Director Kevin Smith tries horror on for size with "Tusk," a creepy gorefest about a podcaster (Justin Long) who ventures to Canada to find a good story — and gets more than he bargained for when he meets an old seafarer (Michael Parks) with a walrus obsession. Smith writes clever dialogue, as usual, but he lets the words overwhelm the action, so there are no thrills in this thriller.

Lastly, from the studios, there's "A Walk among the Tombstones," an adaptation of Lawrence Block's crime novel. Liam Neeson stars as a troubled ex-cop doing private-eye work for a heroin dealer ("Downton Abbey's" Dan Stevens), who's desperate to find the people who kidnapped his wife. Due to a scheduling problem, The Cricket was unable to screen this one.

At the art houses, we have "The Disappearance of Eleanor Rigby," a talky yet searing portrait of a marriage on the brink. Writer-director Ned Benson shows the couple — exquisitely played by Jessica Chastain and James McAvoy — in happier times, then cuts to them apart after a tragedy, trying to rebuild their lives. The emotions are real and raw, and Chastain especially is brilliant.

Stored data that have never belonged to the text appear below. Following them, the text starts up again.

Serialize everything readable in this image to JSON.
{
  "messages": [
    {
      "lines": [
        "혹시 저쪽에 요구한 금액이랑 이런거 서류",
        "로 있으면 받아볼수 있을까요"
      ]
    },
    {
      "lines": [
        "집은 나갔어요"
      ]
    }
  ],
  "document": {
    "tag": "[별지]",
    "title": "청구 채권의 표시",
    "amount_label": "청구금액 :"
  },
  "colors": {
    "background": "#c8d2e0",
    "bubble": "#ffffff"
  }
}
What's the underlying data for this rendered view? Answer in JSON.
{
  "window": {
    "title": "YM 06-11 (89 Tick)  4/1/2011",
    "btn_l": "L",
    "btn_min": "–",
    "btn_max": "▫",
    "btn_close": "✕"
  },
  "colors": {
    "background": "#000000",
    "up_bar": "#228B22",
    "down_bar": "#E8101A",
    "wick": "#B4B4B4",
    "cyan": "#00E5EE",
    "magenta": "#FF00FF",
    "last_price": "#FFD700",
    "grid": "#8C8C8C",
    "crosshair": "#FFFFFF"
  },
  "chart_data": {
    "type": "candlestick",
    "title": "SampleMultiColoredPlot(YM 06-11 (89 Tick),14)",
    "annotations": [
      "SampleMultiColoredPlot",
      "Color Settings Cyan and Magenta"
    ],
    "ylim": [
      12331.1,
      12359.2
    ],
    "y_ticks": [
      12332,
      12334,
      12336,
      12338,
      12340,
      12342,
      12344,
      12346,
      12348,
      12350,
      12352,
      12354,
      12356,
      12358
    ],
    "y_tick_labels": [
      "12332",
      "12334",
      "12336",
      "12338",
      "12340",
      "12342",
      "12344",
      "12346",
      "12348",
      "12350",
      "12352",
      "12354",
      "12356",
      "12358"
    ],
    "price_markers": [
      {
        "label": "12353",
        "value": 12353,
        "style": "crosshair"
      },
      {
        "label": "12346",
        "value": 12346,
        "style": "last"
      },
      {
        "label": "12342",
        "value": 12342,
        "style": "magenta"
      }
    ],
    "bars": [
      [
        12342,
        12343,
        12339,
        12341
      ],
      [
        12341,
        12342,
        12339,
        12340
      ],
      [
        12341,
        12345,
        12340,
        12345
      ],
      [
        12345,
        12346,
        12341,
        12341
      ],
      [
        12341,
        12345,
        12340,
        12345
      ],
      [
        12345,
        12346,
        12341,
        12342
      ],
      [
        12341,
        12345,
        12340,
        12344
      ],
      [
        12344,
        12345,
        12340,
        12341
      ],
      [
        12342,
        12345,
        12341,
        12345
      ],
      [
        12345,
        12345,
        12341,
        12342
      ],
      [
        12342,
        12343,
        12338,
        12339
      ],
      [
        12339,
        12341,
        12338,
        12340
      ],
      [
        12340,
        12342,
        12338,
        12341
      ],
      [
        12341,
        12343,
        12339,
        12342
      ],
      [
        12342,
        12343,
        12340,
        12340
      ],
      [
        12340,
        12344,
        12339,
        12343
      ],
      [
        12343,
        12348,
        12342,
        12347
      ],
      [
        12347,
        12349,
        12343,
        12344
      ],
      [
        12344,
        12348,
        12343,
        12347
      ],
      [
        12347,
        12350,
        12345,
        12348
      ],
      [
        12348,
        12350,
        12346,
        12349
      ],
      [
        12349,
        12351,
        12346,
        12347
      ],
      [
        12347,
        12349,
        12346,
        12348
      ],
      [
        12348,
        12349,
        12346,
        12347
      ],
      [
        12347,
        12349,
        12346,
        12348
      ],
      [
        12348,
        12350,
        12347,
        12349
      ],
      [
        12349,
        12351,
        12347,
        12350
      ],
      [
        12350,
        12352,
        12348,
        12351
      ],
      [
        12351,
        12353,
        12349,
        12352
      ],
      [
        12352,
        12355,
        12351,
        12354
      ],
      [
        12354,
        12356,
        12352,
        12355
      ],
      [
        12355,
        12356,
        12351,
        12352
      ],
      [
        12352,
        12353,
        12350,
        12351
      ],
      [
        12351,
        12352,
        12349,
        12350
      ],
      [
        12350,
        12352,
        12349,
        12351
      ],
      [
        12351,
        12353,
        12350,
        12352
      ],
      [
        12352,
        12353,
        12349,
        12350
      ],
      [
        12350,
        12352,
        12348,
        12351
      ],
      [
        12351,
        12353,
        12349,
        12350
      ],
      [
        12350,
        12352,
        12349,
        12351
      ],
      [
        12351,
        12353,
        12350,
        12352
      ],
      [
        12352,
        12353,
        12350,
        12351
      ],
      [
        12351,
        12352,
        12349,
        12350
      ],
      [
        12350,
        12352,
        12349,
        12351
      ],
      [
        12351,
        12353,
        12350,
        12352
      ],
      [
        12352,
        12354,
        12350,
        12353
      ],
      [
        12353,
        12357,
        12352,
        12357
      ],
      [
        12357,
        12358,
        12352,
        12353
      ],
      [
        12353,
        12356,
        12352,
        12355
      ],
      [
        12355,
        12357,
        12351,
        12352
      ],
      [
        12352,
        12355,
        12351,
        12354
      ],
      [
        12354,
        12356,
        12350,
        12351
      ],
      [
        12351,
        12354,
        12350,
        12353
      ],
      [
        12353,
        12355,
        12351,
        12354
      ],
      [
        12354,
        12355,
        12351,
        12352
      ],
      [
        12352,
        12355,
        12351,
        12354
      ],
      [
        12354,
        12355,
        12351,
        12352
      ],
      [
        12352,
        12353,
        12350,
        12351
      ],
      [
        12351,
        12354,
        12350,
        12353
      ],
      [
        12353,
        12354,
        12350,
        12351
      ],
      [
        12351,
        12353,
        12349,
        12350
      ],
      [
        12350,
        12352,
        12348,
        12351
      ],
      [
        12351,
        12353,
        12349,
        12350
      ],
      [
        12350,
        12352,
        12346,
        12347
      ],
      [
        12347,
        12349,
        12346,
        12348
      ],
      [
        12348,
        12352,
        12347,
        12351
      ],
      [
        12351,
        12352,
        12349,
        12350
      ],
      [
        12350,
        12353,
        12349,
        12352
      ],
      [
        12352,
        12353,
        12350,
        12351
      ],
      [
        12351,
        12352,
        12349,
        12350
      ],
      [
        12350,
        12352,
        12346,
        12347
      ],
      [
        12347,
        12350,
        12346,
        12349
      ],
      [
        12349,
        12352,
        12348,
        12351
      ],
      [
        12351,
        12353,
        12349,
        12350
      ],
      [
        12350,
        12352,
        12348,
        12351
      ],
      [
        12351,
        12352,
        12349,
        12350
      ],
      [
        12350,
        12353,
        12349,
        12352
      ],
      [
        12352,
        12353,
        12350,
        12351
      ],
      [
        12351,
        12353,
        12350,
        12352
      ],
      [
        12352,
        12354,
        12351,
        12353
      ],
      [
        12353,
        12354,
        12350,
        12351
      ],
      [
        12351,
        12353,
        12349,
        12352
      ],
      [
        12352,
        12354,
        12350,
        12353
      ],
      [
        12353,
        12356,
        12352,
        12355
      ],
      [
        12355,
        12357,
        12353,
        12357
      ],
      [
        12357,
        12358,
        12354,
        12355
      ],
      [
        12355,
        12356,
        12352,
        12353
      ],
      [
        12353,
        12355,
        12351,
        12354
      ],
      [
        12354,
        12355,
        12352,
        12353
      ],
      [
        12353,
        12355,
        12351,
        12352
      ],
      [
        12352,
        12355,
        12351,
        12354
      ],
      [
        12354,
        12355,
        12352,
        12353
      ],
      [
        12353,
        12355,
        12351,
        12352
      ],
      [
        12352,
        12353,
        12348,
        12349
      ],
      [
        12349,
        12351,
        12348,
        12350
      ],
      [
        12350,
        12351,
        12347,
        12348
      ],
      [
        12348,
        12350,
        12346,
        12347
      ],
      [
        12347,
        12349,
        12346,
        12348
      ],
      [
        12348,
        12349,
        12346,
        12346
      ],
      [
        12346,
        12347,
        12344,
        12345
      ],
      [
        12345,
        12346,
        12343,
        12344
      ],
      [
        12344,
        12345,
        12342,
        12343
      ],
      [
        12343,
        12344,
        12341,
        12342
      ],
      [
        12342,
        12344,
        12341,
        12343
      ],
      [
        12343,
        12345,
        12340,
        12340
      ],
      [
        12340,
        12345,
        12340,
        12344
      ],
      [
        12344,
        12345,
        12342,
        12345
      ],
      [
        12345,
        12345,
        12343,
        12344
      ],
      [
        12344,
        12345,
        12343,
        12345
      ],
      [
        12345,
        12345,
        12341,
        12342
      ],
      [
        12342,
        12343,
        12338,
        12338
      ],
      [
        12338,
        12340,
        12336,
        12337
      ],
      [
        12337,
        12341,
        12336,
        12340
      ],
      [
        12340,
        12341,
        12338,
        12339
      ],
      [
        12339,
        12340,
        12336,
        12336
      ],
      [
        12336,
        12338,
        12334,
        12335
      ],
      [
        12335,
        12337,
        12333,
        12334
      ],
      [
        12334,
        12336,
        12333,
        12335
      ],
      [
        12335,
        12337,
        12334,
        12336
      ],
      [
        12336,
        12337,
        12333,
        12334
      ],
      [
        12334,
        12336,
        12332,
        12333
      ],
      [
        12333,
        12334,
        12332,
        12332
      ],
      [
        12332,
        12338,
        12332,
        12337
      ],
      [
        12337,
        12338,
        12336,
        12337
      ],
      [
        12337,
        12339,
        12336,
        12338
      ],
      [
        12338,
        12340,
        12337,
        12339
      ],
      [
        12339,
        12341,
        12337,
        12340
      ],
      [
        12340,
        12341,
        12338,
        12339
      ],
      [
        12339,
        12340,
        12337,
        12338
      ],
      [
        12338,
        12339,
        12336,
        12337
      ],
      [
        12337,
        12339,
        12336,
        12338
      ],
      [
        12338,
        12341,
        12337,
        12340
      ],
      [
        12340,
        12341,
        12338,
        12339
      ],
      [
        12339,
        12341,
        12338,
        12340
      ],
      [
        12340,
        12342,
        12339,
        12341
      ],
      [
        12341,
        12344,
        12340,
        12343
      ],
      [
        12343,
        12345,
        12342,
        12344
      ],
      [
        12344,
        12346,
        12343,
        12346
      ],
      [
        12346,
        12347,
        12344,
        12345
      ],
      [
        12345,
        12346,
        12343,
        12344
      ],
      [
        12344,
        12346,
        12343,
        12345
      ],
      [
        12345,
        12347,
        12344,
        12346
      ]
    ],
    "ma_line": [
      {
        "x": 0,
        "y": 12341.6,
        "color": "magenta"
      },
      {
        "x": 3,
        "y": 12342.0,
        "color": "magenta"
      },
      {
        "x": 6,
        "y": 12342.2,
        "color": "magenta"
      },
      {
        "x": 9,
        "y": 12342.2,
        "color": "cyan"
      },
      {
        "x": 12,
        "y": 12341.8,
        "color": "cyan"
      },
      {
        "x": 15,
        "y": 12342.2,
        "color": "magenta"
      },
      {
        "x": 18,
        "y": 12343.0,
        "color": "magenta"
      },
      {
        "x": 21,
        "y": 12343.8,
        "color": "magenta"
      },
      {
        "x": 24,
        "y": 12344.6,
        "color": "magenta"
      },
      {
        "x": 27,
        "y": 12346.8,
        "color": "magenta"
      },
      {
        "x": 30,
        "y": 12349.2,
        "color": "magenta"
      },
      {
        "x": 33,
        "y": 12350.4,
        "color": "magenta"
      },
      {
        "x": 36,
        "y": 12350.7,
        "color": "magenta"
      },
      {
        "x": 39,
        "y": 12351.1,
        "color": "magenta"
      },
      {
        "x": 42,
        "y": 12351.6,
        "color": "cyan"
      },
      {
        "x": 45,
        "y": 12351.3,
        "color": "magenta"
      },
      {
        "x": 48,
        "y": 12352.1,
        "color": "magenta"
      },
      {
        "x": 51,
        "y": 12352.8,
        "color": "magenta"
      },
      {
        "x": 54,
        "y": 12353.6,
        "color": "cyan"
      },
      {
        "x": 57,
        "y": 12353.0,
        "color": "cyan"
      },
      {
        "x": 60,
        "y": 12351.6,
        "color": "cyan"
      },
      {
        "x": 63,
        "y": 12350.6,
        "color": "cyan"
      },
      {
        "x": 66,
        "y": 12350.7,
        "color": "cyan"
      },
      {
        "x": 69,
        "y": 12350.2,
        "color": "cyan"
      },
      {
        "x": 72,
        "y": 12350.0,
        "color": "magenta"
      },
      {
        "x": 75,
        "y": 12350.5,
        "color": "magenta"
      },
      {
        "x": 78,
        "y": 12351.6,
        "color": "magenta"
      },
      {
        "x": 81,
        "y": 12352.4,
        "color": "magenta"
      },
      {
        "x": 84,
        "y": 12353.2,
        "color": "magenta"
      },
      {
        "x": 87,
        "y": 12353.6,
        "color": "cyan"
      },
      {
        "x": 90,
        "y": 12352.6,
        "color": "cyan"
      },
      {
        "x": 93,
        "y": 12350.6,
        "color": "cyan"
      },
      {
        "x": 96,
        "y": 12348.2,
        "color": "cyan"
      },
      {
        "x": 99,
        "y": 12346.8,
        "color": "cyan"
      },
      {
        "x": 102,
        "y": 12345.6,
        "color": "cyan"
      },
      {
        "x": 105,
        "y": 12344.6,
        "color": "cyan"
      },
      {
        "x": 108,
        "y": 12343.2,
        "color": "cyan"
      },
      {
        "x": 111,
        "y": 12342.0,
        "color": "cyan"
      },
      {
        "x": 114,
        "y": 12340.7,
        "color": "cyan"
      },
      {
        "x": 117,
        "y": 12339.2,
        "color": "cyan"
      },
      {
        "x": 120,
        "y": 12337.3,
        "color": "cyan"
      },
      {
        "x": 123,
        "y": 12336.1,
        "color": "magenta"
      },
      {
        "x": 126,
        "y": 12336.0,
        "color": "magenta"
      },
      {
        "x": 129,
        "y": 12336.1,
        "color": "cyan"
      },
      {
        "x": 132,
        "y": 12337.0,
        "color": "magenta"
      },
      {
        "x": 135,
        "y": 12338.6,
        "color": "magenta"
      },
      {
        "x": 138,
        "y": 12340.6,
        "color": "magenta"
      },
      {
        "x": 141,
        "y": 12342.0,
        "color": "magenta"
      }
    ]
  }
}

Finally, there's "My Old Lady," an overwrought melodrama from playwright Israel Horovitz, who makes his feature-film directing debut. Kevin Kline stars as a down-and-out American who inherits a Paris apartment — and, with it, an elderly Englishwoman (Maggie Smith) who won't budge. Secrets about the old woman and Kline's father are revealed, and the recriminations play out in predictably dark fashion. The main problem is Kline, who performs loudly and hammily, as if he's still on stage.